Rev. Reid Trulson, IM's Area Director for the Middle East and Europe, said he was greatly moved by Accad's comments that the followers of Jesus were not fully transformed until they saw a wounded, but Resurrected Lord. "It's not, we will help you when it's no cost to us, or from a position of power; rather it's experiencing the wounding, but in God's power still reaching out."

Trulson encouraged American Baptists to continue to support the Chettis, or provide relief donations through the upcoming World Mission Offering.

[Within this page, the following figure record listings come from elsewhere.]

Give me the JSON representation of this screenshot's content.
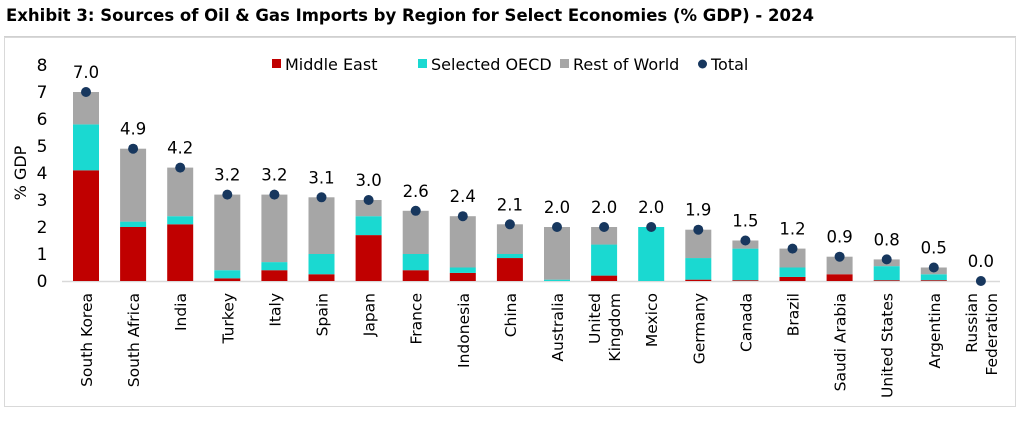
{
  "title": "Exhibit 3: Sources of Oil & Gas Imports by Region for Select Economies (% GDP) - 2024",
  "colors": {
    "middle_east": "#c00000",
    "selected_oecd": "#1ad9d1",
    "rest_of_world": "#a6a6a6",
    "total": "#17375e"
  },
  "chart_data": {
    "type": "bar",
    "stacked": true,
    "title": "Exhibit 3: Sources of Oil & Gas Imports by Region for Select Economies (% GDP) - 2024",
    "xlabel": "",
    "ylabel": "% GDP",
    "ylim": [
      0,
      8
    ],
    "yticks": [
      0,
      1,
      2,
      3,
      4,
      5,
      6,
      7,
      8
    ],
    "grid": false,
    "legend_position": "top-center",
    "categories": [
      "South Korea",
      "South Africa",
      "India",
      "Turkey",
      "Italy",
      "Spain",
      "Japan",
      "France",
      "Indonesia",
      "China",
      "Australia",
      "United Kingdom",
      "Mexico",
      "Germany",
      "Canada",
      "Brazil",
      "Saudi Arabia",
      "United States",
      "Argentina",
      "Russian Federation"
    ],
    "category_labels": [
      [
        "South Korea"
      ],
      [
        "South Africa"
      ],
      [
        "India"
      ],
      [
        "Turkey"
      ],
      [
        "Italy"
      ],
      [
        "Spain"
      ],
      [
        "Japan"
      ],
      [
        "France"
      ],
      [
        "Indonesia"
      ],
      [
        "China"
      ],
      [
        "Australia"
      ],
      [
        "United",
        "Kingdom"
      ],
      [
        "Mexico"
      ],
      [
        "Germany"
      ],
      [
        "Canada"
      ],
      [
        "Brazil"
      ],
      [
        "Saudi Arabia"
      ],
      [
        "United States"
      ],
      [
        "Argentina"
      ],
      [
        "Russian",
        "Federation"
      ]
    ],
    "series": [
      {
        "name": "Middle East",
        "values": [
          4.1,
          2.0,
          2.1,
          0.1,
          0.4,
          0.25,
          1.7,
          0.4,
          0.3,
          0.85,
          0.0,
          0.2,
          0.0,
          0.05,
          0.03,
          0.15,
          0.25,
          0.03,
          0.03,
          0.0
        ]
      },
      {
        "name": "Selected OECD",
        "values": [
          1.7,
          0.2,
          0.3,
          0.3,
          0.3,
          0.75,
          0.7,
          0.6,
          0.2,
          0.15,
          0.05,
          1.15,
          2.0,
          0.8,
          1.17,
          0.35,
          0.0,
          0.52,
          0.22,
          0.0
        ]
      },
      {
        "name": "Rest of World",
        "values": [
          1.2,
          2.7,
          1.8,
          2.8,
          2.5,
          2.1,
          0.6,
          1.6,
          1.9,
          1.1,
          1.95,
          0.65,
          0.0,
          1.05,
          0.3,
          0.7,
          0.65,
          0.25,
          0.25,
          0.0
        ]
      }
    ],
    "total": {
      "name": "Total",
      "values": [
        7.0,
        4.9,
        4.2,
        3.2,
        3.2,
        3.1,
        3.0,
        2.6,
        2.4,
        2.1,
        2.0,
        2.0,
        2.0,
        1.9,
        1.5,
        1.2,
        0.9,
        0.8,
        0.5,
        0.0
      ],
      "labels": [
        "7.0",
        "4.9",
        "4.2",
        "3.2",
        "3.2",
        "3.1",
        "3.0",
        "2.6",
        "2.4",
        "2.1",
        "2.0",
        "2.0",
        "2.0",
        "1.9",
        "1.5",
        "1.2",
        "0.9",
        "0.8",
        "0.5",
        "0.0"
      ]
    },
    "legend": [
      "Middle East",
      "Selected OECD",
      "Rest of World",
      "Total"
    ]
  }
}
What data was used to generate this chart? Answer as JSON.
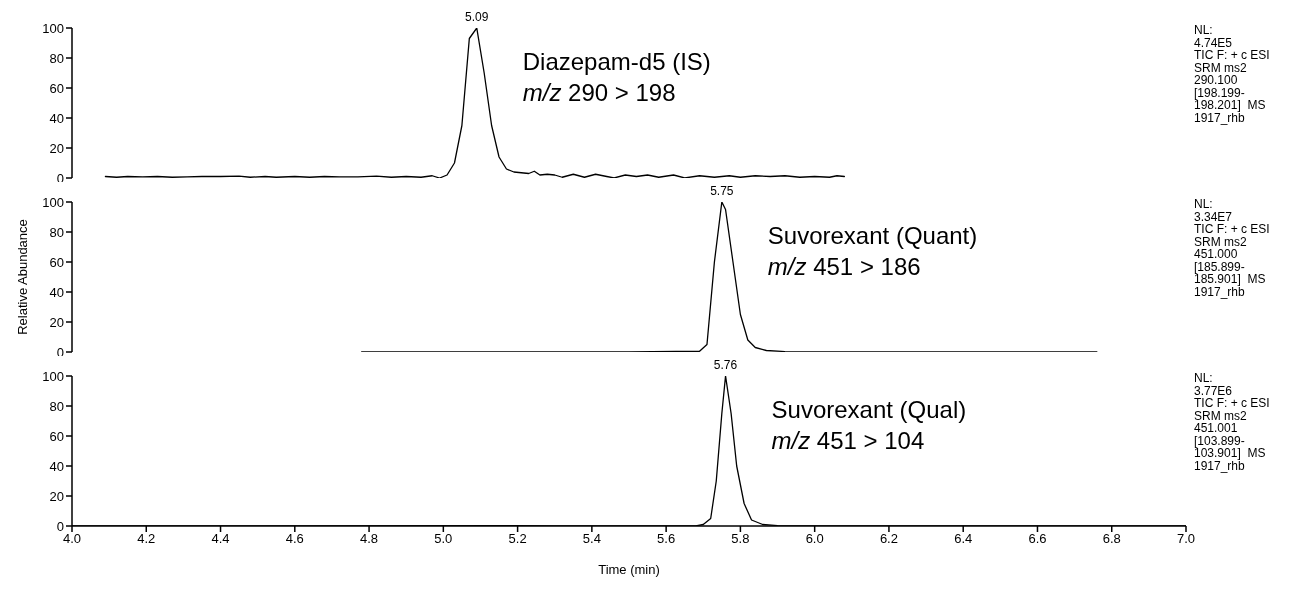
{
  "chart_data": [
    {
      "type": "line",
      "xlim": [
        4,
        7
      ],
      "ylim": [
        0,
        100
      ],
      "yticks": [
        0,
        20,
        40,
        60,
        80,
        100
      ],
      "tick_labels": "y",
      "series": [
        {
          "color": "#000000",
          "x": [
            4.09,
            4.12,
            4.15,
            4.19,
            4.23,
            4.27,
            4.31,
            4.35,
            4.4,
            4.45,
            4.48,
            4.52,
            4.55,
            4.6,
            4.64,
            4.68,
            4.72,
            4.77,
            4.82,
            4.86,
            4.9,
            4.94,
            4.97,
            4.99,
            5.01,
            5.03,
            5.05,
            5.07,
            5.09,
            5.11,
            5.13,
            5.15,
            5.17,
            5.19,
            5.21,
            5.23,
            5.245,
            5.26,
            5.28,
            5.3,
            5.32,
            5.35,
            5.38,
            5.41,
            5.44,
            5.46,
            5.49,
            5.52,
            5.55,
            5.58,
            5.62,
            5.65,
            5.69,
            5.73,
            5.77,
            5.8,
            5.84,
            5.88,
            5.92,
            5.96,
            6.0,
            6.04,
            6.06,
            6.08
          ],
          "values": [
            1,
            0.5,
            1,
            0.8,
            1,
            0.5,
            0.8,
            1,
            1,
            1.2,
            0.5,
            1,
            0.5,
            1,
            0.5,
            1,
            0.8,
            0.8,
            1.2,
            0.5,
            1,
            0.5,
            1.5,
            0,
            2,
            10,
            35,
            93,
            100,
            70,
            35,
            14,
            6,
            4,
            3.5,
            3,
            4.5,
            2,
            2.5,
            2,
            0.5,
            2.5,
            0.5,
            2.5,
            1,
            0,
            2,
            1,
            2,
            0.5,
            2,
            0,
            1.5,
            0.5,
            1.5,
            0.5,
            1.5,
            1,
            1.5,
            0.5,
            1,
            0.5,
            1.5,
            1
          ]
        }
      ],
      "annotations": [
        {
          "text": "5.09",
          "x": 5.09,
          "y": 100
        },
        "Diazepam-d5 (IS)",
        "m/z 290 > 198",
        "NL:\n4.74E5\nTIC F: + c ESI\nSRM ms2\n290.100\n[198.199-\n198.201]  MS\n1917_rhb"
      ]
    },
    {
      "type": "line",
      "ylabel": "Relative Abundance",
      "xlim": [
        4,
        7
      ],
      "ylim": [
        0,
        100
      ],
      "yticks": [
        0,
        20,
        40,
        60,
        80,
        100
      ],
      "tick_labels": "y",
      "series": [
        {
          "color": "#000000",
          "x": [
            4.78,
            5.0,
            5.5,
            5.69,
            5.71,
            5.73,
            5.75,
            5.76,
            5.78,
            5.8,
            5.82,
            5.84,
            5.87,
            5.92,
            6.2,
            6.76
          ],
          "values": [
            0,
            0,
            0,
            0.5,
            5,
            60,
            100,
            95,
            60,
            25,
            8,
            3,
            1,
            0.3,
            0,
            0
          ]
        }
      ],
      "annotations": [
        {
          "text": "5.75",
          "x": 5.75,
          "y": 100
        },
        "Suvorexant (Quant)",
        "m/z 451 > 186",
        "NL:\n3.34E7\nTIC F: + c ESI\nSRM ms2\n451.000\n[185.899-\n185.901]  MS\n1917_rhb"
      ]
    },
    {
      "type": "line",
      "xlabel": "Time (min)",
      "xlim": [
        4,
        7
      ],
      "ylim": [
        0,
        100
      ],
      "yticks": [
        0,
        20,
        40,
        60,
        80,
        100
      ],
      "xticks": [
        {
          "value": 4,
          "label": "4.0"
        },
        {
          "value": 4.2,
          "label": "4.2"
        },
        {
          "value": 4.4,
          "label": "4.4"
        },
        {
          "value": 4.6,
          "label": "4.6"
        },
        {
          "value": 4.8,
          "label": "4.8"
        },
        {
          "value": 5,
          "label": "5.0"
        },
        {
          "value": 5.2,
          "label": "5.2"
        },
        {
          "value": 5.4,
          "label": "5.4"
        },
        {
          "value": 5.6,
          "label": "5.6"
        },
        {
          "value": 5.8,
          "label": "5.8"
        },
        {
          "value": 6,
          "label": "6.0"
        },
        {
          "value": 6.2,
          "label": "6.2"
        },
        {
          "value": 6.4,
          "label": "6.4"
        },
        {
          "value": 6.6,
          "label": "6.6"
        },
        {
          "value": 6.8,
          "label": "6.8"
        },
        {
          "value": 7,
          "label": "7.0"
        }
      ],
      "series": [
        {
          "color": "#000000",
          "x": [
            4.0,
            5.2,
            5.3,
            5.68,
            5.7,
            5.72,
            5.735,
            5.75,
            5.76,
            5.775,
            5.79,
            5.81,
            5.83,
            5.86,
            5.9,
            6.2,
            7.0
          ],
          "values": [
            0,
            0.3,
            0,
            0,
            1,
            5,
            30,
            75,
            100,
            75,
            40,
            15,
            4,
            1,
            0.3,
            0,
            0
          ]
        }
      ],
      "annotations": [
        {
          "text": "5.76",
          "x": 5.76,
          "y": 100
        },
        "Suvorexant (Qual)",
        "m/z 451 > 104",
        "NL:\n3.77E6\nTIC F: + c ESI\nSRM ms2\n451.001\n[103.899-\n103.901]  MS\n1917_rhb"
      ]
    }
  ]
}
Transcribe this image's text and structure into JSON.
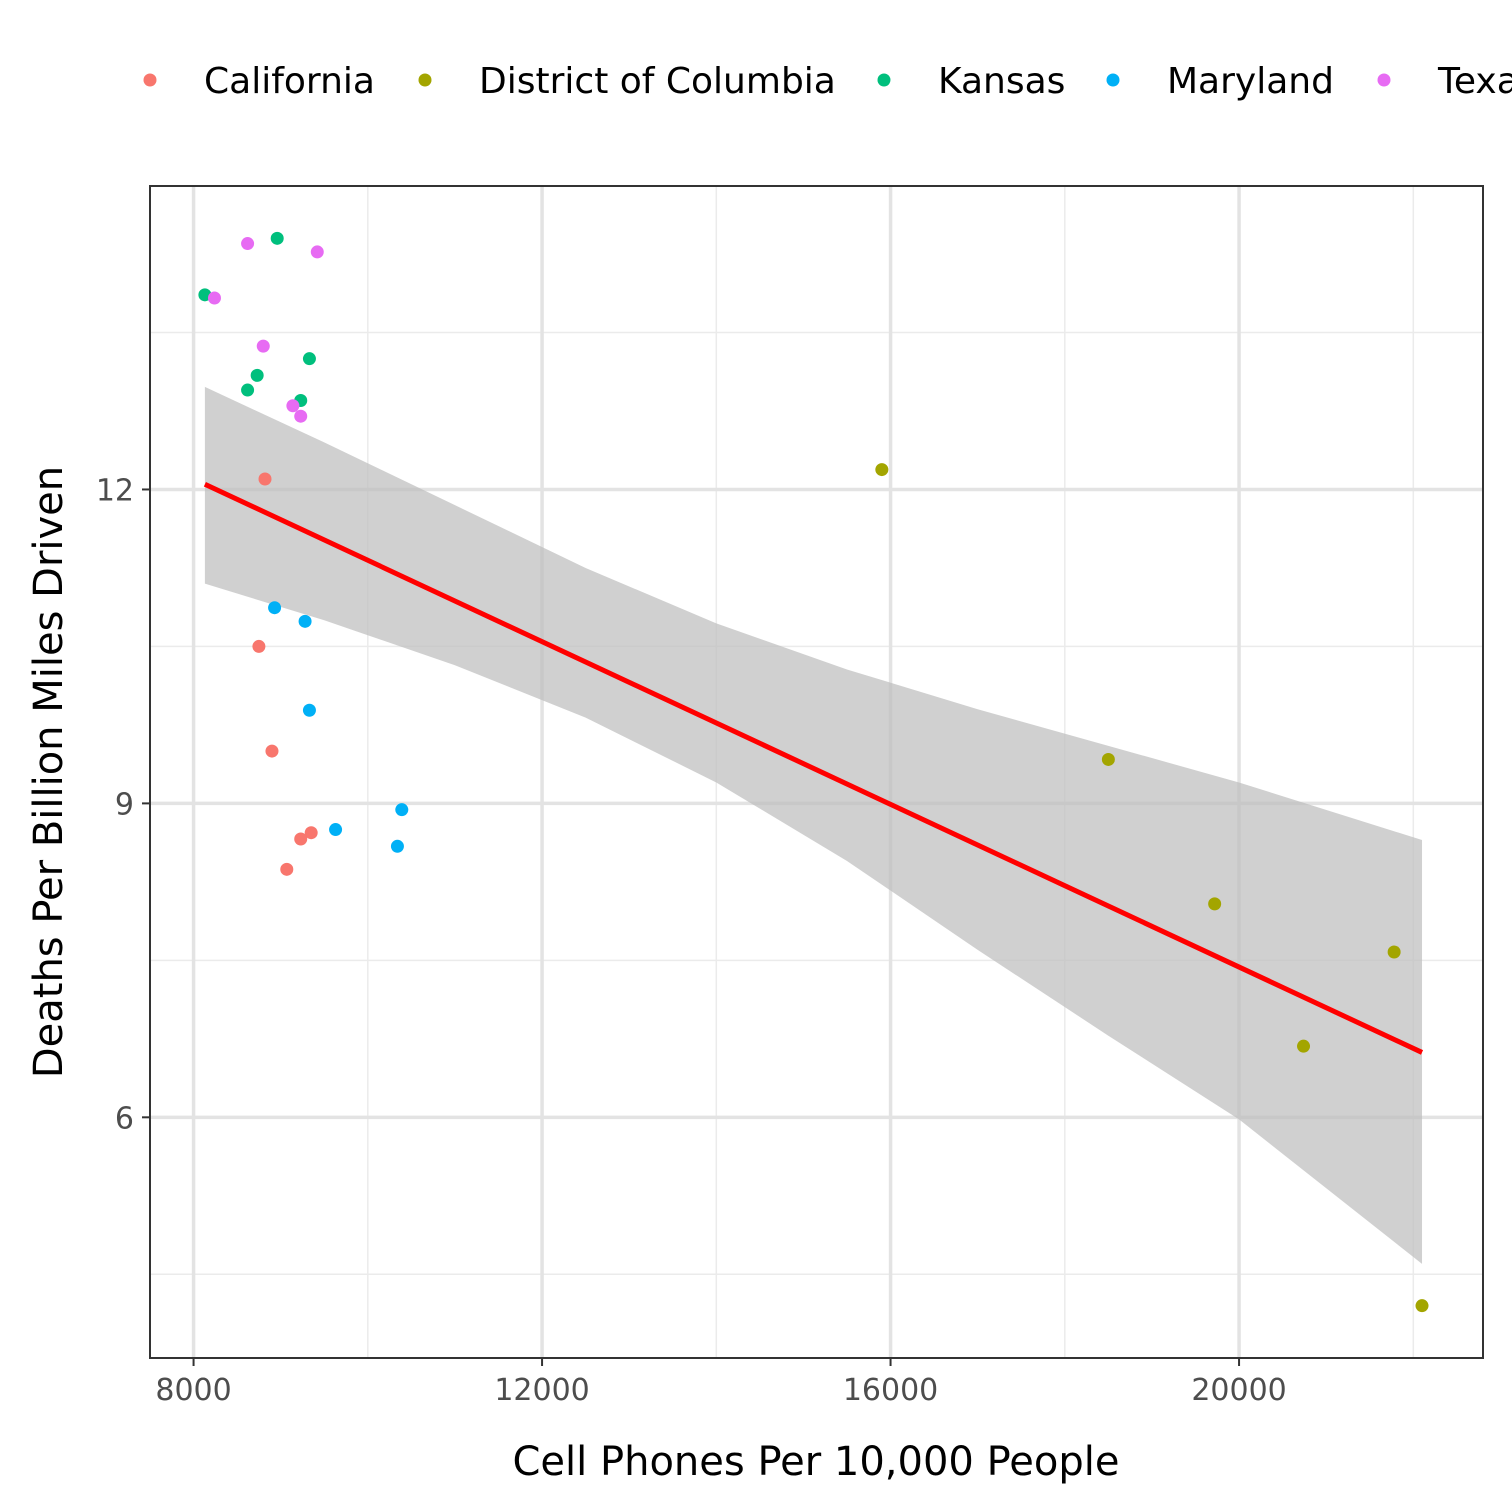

He also challenged people to "write the White House, and call for our government to actively push for a cease fire, because it's only once there is a cease fire that conversation can begin."

Accad, who self-describes himself as a conservative Evangelical, and was raised in a Lebanese Church of God, Anderson (an American Wesleyan/holiness denomination), continued to criticize his American counterparts whose faith and politics, he says, leads to unilateral support of Israel and continued demonization of Arabs.

"Theologically and biblically, their unquestioning equation of the modern state of Israel with Biblical Israel is the starting point of an erroneous reading of the Bible," said Accad. Most important to Accad is that such readings of the Bible cause American Christians to see those on the bad side of these interpretations as less than human.

"It's very easy for North Americans who have not lived in a context of conflict to take very lightly the massacre of Palestinians for the sake of fulfillment of prophecy. If we see Middle East events as leading towards the second coming of Christ, then we can justify the massacre of people, we can justify injustice being repeatedly done to whole peoples." Accad said this perspective is challenged when conservative Christians come to do mission, as many where doing at ABTS, when the war broke out in Lebanon.

"Suddenly, we find ourselves stuck in conflict," said Accad about several short-term Baptist groups who were at the seminary when the conflict erupted. "We realize what it means to live in fear, to be under bombing by air, sea, and land." Accad said these conservative, Evangelical, American Christians had been involved in relief work among Muslim Shiites who have been displaced by the hundreds of thousands. "These American Christians have taken food and mattresses and covers, and have provided entertainment and times of worship and sharing with the very people their own government is calling terrorists, and that is what I mean by demonstrating love to conventional enemies. That is one of the most positive things that could happen."

Accad is hopeful that American Christians will continue to inform themselves and look at the root causes of the conflict, which he places not with terror, but the ongoing question of a Palestinian state, and the history of partition in the region. Accad issues these challenges as one who studied for his master's and Ph.D degrees at Oxford University, specializing in nearly 1,500 years of Muslim-Christian relations. He is currently finishing a book that seeks new ways to engage in Muslim-Christian relations.

Accad emphasizes a new approach to dialogue, which moves beyond exclusivism or relativism. "I do not do the sort of dialogue which claims we are each on different tracks leading to the same purpose. For me, what God has brought to us in Jesus is good news, and good news doesn't need an excuse to be good news," said Accad, adding, "I don't need to destroy the other to be good news." The problem to be confronted, according to Accad is "Some Evangelical Christians believe they must destroy Islam before they can preach."

Accad formed the Institute for Middle East Studies at ABTS, which has held several dialogues between Evangelical Christians and Muslims for three years. He said just three weeks before the war, ABTS had held its most recent dialogue, and he asked one of the seminary's leaders to call two Muslim Shiite clerics who participated, to see if they were safe, after bombing in their neighborhood. School officials were able to reach one of the clerics who admitted his surprise at the call. Accad said the cleric remarked, "You are different."